Although legislators have already provided 62 billion dollars in emergency relief for Louisiana, Mississippi and Alabama, AKSA and other groups want to make sure the rebuilding is conducted in a transparent way, with survivors having a say in all major decisions.
"We've got a fight ahead of us to make sure those left behind are not left behind in rebuilding," said Maude Hurd, a New Orleans resident and the national president of ACORN.
"We insist on having a seat at the table when decisions are being made and resources are being allocated. We are not allowing these billions of dollars to be spent without considering the needs of lower income and working class people."
In New York, African American labour and community groups held a meeting last weekend to discuss how to translate public outrage about the government's belated response to the disaster into a progressive campaign "to forge unity between the Black liberation struggle, the workers' struggle, and the anti-imperialist struggle".
"The disaster points to the depth of underdevelopment of the majority of African Americans, especially in the U.S. South," noted Saladin Muhammad, chair of Black Workers for Justice and the southern region coordinator of the Million Worker March Movement.
"And what happened is making people question the war and this (George W. Bush) administration's claims of building democracy abroad when it denies human rights and democracy at home," he said.
Malcolm Suber, a New Orleans resident for 27 years and an organiser with the People's Hurricane Relief Fund, said the government's treatment of survivors echoed the brutality of the slavery era in the United States.

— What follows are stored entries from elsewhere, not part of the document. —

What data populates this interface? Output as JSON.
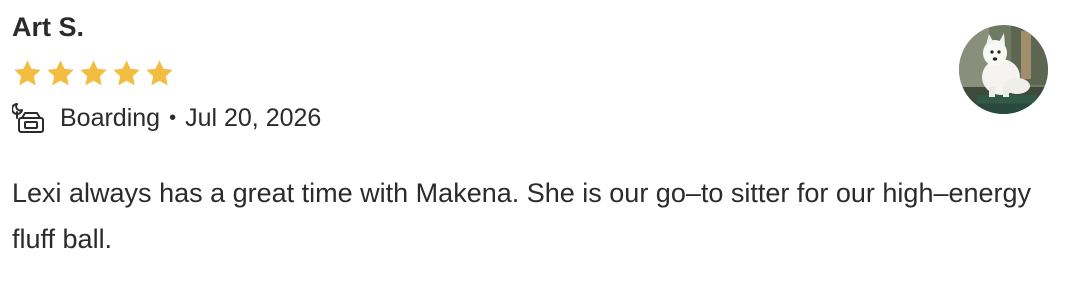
{
  "review": {
    "reviewer_name": "Art S.",
    "rating": 5,
    "rating_max": 5,
    "star_color": "#f3bd41",
    "service_icon": "boarding-icon",
    "service": "Boarding",
    "separator": "•",
    "date": "Jul 20, 2026",
    "text": "Lexi always has a great time with Makena. She is our go–to sitter for our high–energy fluff ball.",
    "avatar_icon": "dog-photo-avatar"
  }
}
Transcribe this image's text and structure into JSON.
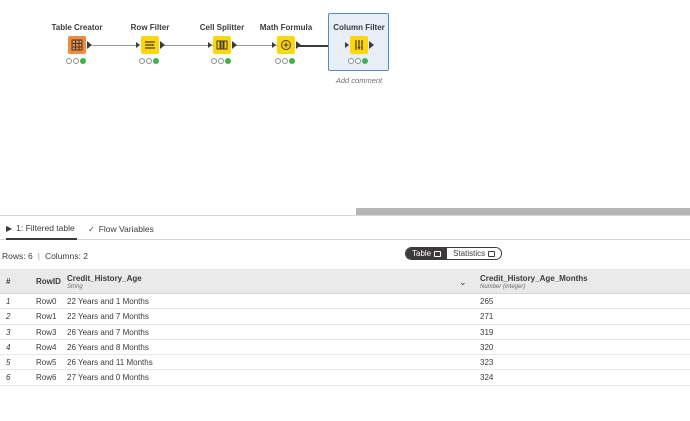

"The method and means of getting us out left us on the auction block again," he said. "When you got on the bus, you didn't know where you were going. Brothers, sisters, husbands, wives got split up. There were police and soldiers with guns; they wouldn't let people off the bus even if you said hey, my kid's out there."
He noted that the crisis was a long time in developing, and grew out of the long history of racial oppression in the South.
"In New Orleans' inner city neighbourhoods, unemployment was 50 percent, and the drug trade was the number one employer. There was a lot of internecine warfare. New Orleans was leading the nation in the murder rate, and it wasn't unusual to wake up and hear that seven people were killed over the weekend," Suber said.
"We have to take this moment to lay out our principles. This is not the kind of society we want to live in," he concluded.